Why Salesforce Duplicate Rules Didn't Help
Salesforce has built-in Duplicate Rules and Matching Rules. When they work, they're great — they pop up a warning when someone creates a record that looks like a duplicate.
Ours were turned on. They just weren't catching much.
Here's why: Salesforce's standard matching rules use exact and fuzzy matching, but their fuzzy matching is… not very fuzzy. It catches "Acme Inc" vs "Acme Inc." (with a period). It might catch "Acme" vs "Acme Inc."
It does not catch:
- "Acme Corporation" vs "ACME Corp" (case + abbreviation difference)
- "The Walt Disney Company" vs "Disney" (common name vs legal name)
- "Johnson Controls International" vs "JCI" (acronym)
- "Ernst & Young Global Ltd" vs "EY" (complete rebrand)
- "PricewaterhouseCoopers" vs "PwC"
These are exactly the kinds of duplicates that accumulate in a real CRM. Nobody types the same company name twice the same way.
There's a great breakdown of why this happens in this article on why VLOOKUP can't match company names — the same fundamental limitation applies to Salesforce's built-in matching. Any tool that requires near-exact text overlap will miss most real-world company name duplicates.
The Cleanup Process
Here's exactly what I did, step by step. The whole project took about 12 working hours spread over two weeks.
Week 1: Assessment and Matching
Day 1: Full export. I exported all account records from Salesforce to CSV. Every field: Account Name, Website, Industry, Owner, Created Date, Last Activity, everything. 4,127 rows.
Day 2: Fuzzy matching. I needed to find duplicate account names, including all those abbreviation and formatting variations. Salesforce couldn't do it internally, and I wasn't about to scan 4,000 names by eye.
I uploaded the CSV to DedupFuzzy, selected the Account Name column, and let it run. In about two minutes, it had identified 1,847 potential duplicate pairs. I exported the results.

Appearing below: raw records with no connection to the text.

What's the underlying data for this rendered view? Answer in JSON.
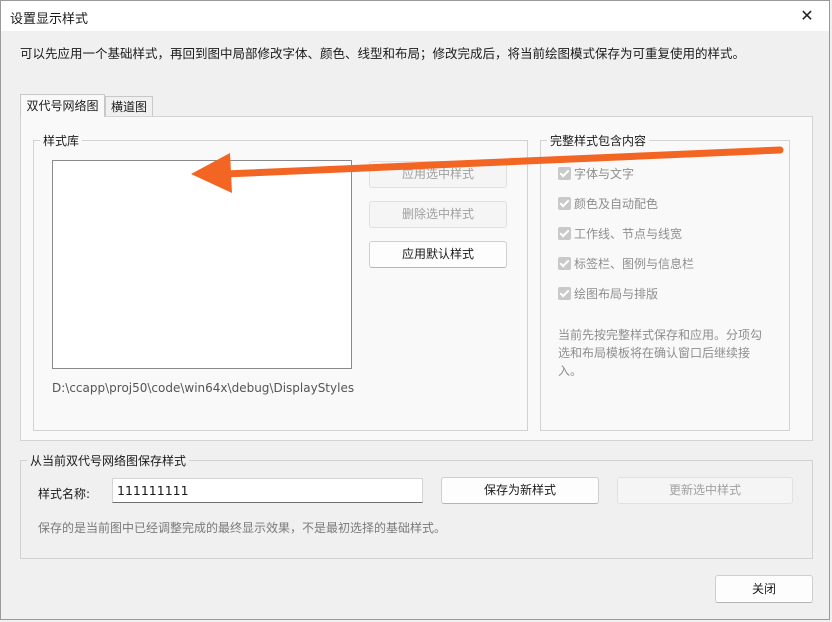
{
  "window": {
    "title": "设置显示样式",
    "close_glyph": "✕"
  },
  "intro": "可以先应用一个基础样式，再回到图中局部修改字体、颜色、线型和布局；修改完成后，将当前绘图模式保存为可重复使用的样式。",
  "tabs": [
    {
      "label": "双代号网络图",
      "active": true
    },
    {
      "label": "横道图",
      "active": false
    }
  ],
  "library": {
    "label": "样式库",
    "path": "D:\\ccapp\\proj50\\code\\win64x\\debug\\DisplayStyles",
    "buttons": {
      "apply_selected": "应用选中样式",
      "delete_selected": "删除选中样式",
      "apply_default": "应用默认样式"
    }
  },
  "contents": {
    "label": "完整样式包含内容",
    "items": [
      "字体与文字",
      "颜色及自动配色",
      "工作线、节点与线宽",
      "标签栏、图例与信息栏",
      "绘图布局与排版"
    ],
    "note": "当前先按完整样式保存和应用。分项勾选和布局模板将在确认窗口后继续接入。"
  },
  "save": {
    "label": "从当前双代号网络图保存样式",
    "name_label": "样式名称:",
    "name_value": "111111111",
    "save_new": "保存为新样式",
    "update_selected": "更新选中样式",
    "note": "保存的是当前图中已经调整完成的最终显示效果，不是最初选择的基础样式。"
  },
  "footer": {
    "close": "关闭"
  },
  "colors": {
    "arrow": "#f26522",
    "window_bg": "#f0f0f0"
  }
}
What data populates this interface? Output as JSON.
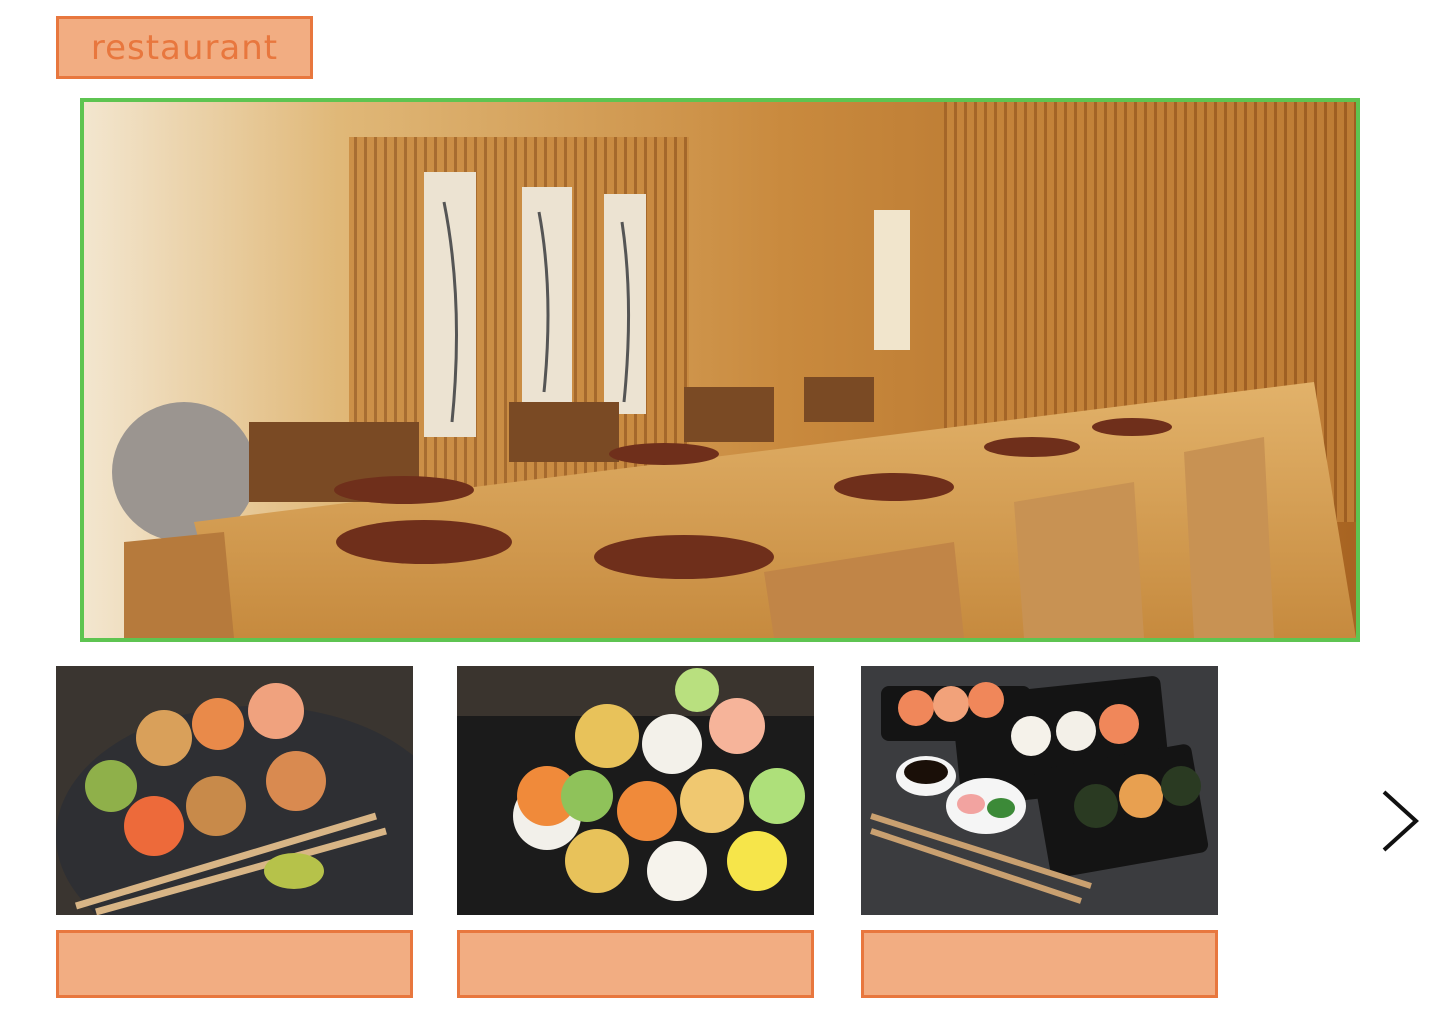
{
  "header": {
    "tag_label": "restaurant"
  },
  "hero": {
    "icon": "restaurant-interior-photo"
  },
  "gallery": {
    "items": [
      {
        "icon": "sushi-rolls-photo",
        "caption": ""
      },
      {
        "icon": "temari-sushi-photo",
        "caption": ""
      },
      {
        "icon": "sushi-platter-photo",
        "caption": ""
      }
    ],
    "next_icon": "chevron-right-icon"
  },
  "colors": {
    "accent": "#e8773e",
    "accent_fill": "#f2ad82",
    "frame": "#5ec451"
  }
}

Now, not all 1,847 pairs were real duplicates. Some were false positives — "American Express" and "American Airlines" share a word but are different companies. But the tool scored each pair, so I could sort by confidence and review from the top.
Day 3-4: Manual review. This was the tedious part. I went through each pair and categorized them:
- Definite duplicate (score 85%+, same website domain) — 1,040 pairs
- Probable duplicate (score 70-85%, similar details) — 210 pairs
- Needs investigation (score 60-70%, unclear) — 145 pairs
- Not duplicates (false positives) — 452 pairs
For the "needs investigation" batch, I cross-referenced with the Website field. If two accounts with similar names shared the same domain, they were definitely duplicates. This resolved most of the ambiguous cases.
Final count: 1,194 duplicate accounts. Just under 30% of our entire database.
Week 2: Merge Strategy and Execution
Day 5: Decide what to keep. For each duplicate pair, I needed to pick a "master" record. My rules:
- Keep the record with more associated contacts
- If tied, keep the one with more activity history (emails, calls, tasks)
- If still tied, keep the older record (it probably has more institutional context)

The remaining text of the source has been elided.